Wednesday, March 18, 2009

2009 Economic Overview,


Construction spending prospects are declining rapidly at the beginning of 2009 as the credit freeze recession spreads rapidly through most economies around the world. Job site activity, project starts and pre-start development planning will continue to decline well into 2009 but most markets will be improving from depressed levels by yearend. The heavy/engineering market will weather the recession best because of the source of its funding and some federally financed economic stimulus civil construction spending in the second half of the year.

The lastest (October) report on construction spending was a 1.2% month-to-month drop. The November jobs report assures another similar fall in construction spending in November. Housing construction continues to drop. Nonresidential building and heavy construction have both begun to decline in the last few months. Construction spending fell 11.6% in the last two and half years in current dollars with the inflation adjusted drop over 20%.

More significantly for the 2009 outlook, the project starts trend weakened sharply late in 2008 after trending down slowly for about a year. This was entirely due to a 30% plunge in nonresidential building starts in October from September while heavy project starts surged to a record high level. Starts fell 44% for private "for lease" projects — offices, retail, hotels and warehouse — that are the most sensitive to credit conditions and prospective spending in the economy.

The abrupt October decline in private commercial starts includes some projects put on hold until market prospects are clearer or financing arrangements can be reworked. Some of these projects will return in the coming months. However, the negative impact of the recession is delayed for project starts for public and institutional work. Starts in these sectors will gradually erode as tax collections and investment earnings continue to shrink. Already, some 2009 start projects have been delayed or cancelled.

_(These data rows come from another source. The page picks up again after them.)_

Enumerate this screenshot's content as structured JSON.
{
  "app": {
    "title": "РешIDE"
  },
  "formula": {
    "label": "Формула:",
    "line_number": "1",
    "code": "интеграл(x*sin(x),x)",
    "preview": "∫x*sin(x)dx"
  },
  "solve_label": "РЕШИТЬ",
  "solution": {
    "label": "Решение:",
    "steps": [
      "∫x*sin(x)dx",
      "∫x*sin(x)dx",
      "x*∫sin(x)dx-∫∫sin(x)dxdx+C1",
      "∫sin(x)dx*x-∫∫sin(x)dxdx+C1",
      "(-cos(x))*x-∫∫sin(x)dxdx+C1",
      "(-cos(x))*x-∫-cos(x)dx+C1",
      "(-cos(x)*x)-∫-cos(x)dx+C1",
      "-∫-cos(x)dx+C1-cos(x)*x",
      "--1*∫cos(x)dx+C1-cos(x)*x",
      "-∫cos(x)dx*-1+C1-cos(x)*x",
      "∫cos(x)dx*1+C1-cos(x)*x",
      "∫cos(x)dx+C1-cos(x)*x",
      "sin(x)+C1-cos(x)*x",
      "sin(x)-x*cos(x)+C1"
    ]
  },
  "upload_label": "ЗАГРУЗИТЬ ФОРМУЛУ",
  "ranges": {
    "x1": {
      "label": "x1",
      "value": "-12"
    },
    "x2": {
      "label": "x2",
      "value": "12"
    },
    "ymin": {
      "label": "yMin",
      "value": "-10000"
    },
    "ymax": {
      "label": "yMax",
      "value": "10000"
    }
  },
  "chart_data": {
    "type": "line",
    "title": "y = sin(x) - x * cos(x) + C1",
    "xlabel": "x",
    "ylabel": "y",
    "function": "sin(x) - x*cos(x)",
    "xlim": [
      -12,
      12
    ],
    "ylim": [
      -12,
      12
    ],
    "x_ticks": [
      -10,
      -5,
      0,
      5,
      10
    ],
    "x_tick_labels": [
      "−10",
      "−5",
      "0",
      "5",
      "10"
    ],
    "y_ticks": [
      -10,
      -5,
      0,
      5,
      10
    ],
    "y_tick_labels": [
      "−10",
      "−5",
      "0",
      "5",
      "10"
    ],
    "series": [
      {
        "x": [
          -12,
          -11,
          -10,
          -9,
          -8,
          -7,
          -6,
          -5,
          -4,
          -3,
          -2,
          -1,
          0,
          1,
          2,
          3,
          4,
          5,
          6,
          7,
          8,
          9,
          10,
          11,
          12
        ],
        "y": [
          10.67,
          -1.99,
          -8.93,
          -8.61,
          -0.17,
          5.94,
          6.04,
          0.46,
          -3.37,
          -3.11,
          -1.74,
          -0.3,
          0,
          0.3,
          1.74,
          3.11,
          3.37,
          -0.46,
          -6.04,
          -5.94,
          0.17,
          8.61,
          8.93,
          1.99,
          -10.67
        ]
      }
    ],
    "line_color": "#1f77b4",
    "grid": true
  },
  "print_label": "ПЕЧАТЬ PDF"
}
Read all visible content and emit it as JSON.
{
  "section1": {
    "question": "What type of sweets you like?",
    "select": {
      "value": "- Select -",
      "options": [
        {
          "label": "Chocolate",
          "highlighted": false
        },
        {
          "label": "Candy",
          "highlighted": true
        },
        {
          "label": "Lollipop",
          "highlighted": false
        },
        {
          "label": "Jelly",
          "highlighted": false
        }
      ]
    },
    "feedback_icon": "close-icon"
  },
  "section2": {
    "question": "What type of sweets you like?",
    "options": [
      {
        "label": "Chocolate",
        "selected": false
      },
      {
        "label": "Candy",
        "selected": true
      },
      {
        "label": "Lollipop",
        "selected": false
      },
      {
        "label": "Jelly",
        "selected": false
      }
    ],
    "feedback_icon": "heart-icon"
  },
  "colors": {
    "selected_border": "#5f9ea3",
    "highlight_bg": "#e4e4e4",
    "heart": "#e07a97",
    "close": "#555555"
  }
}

These are the key assumptions in the Reed Construction Data outlook:

The 2008–09 recession will be more severe than the recent mild recession in 2001 and the early 1990's but less severe than the deep recessions in the early 180-s and the mid-1970's.
The recession will be front loaded — the panic from the surprise credit problems in September 2008 caused a larger than normal share of the inevitable spending cutback decisions to be made early. Q4 2008 GDP will drop as much as 4% with several smaller declines following.
The 60% drop in energy prices is providing a huge boost to consumer income and the reduction of business operating costs and will prevent any further erosion in spending confidence
Congress will enact another economic stimulus spending plan very quickly. The 2008 stimulus spending interrupted the recession in Q2 2008 with +2.8% GDP growth. The new plan will have a similar impact in mid-2009 and possibly may be enough to end the recession.
The recovery from the recession will be unusually slow because credit costs will remain high for a recession period as lenders try to replace the capital lost to unpaid residential mortgages.
The housing market will begin to recover before other sectors because it's recession began two years earlier than the rest of construction.
The decline in the nonresidential building market is not due to overbuilding but to credit access and overall economic spending issues so there is some additional growth left in this building cycle beyond 2010.
Regional Economies
The Gulf Coast was the only region whose economy was still expanding at the end of 2008, based on information through October. But falling energy prices and the resulting oil & gas field investment cuts will push Texas and Louisiana into recession early 2009.

State Economic Activity Index Ann. % change — last 3 months
Great Lakes -3.3%
Pacific -2.8%
Rocky Mountain -2.5%
South Atlantic -2.4%
Plains -1.6%
Mid Atlantic -1.4%
New England -1.3%
Gulf Coast +1.0%
(Source: Federal Reserve Bank of Philadelphia)
Each regions economic condition is set by the health of its key industries. The Great Lakes economy, dominated by motor vehicle and other manufacturing, has declined further relative to the rest of the country in the final months of 2008 and this will continue well into 2009. The expected emergency loan to the auto companies from the federal government replaces private credit no longer available but comes with spending cut mandates that will reduce industry labor costs in 2009 and further weaken the regions' economy.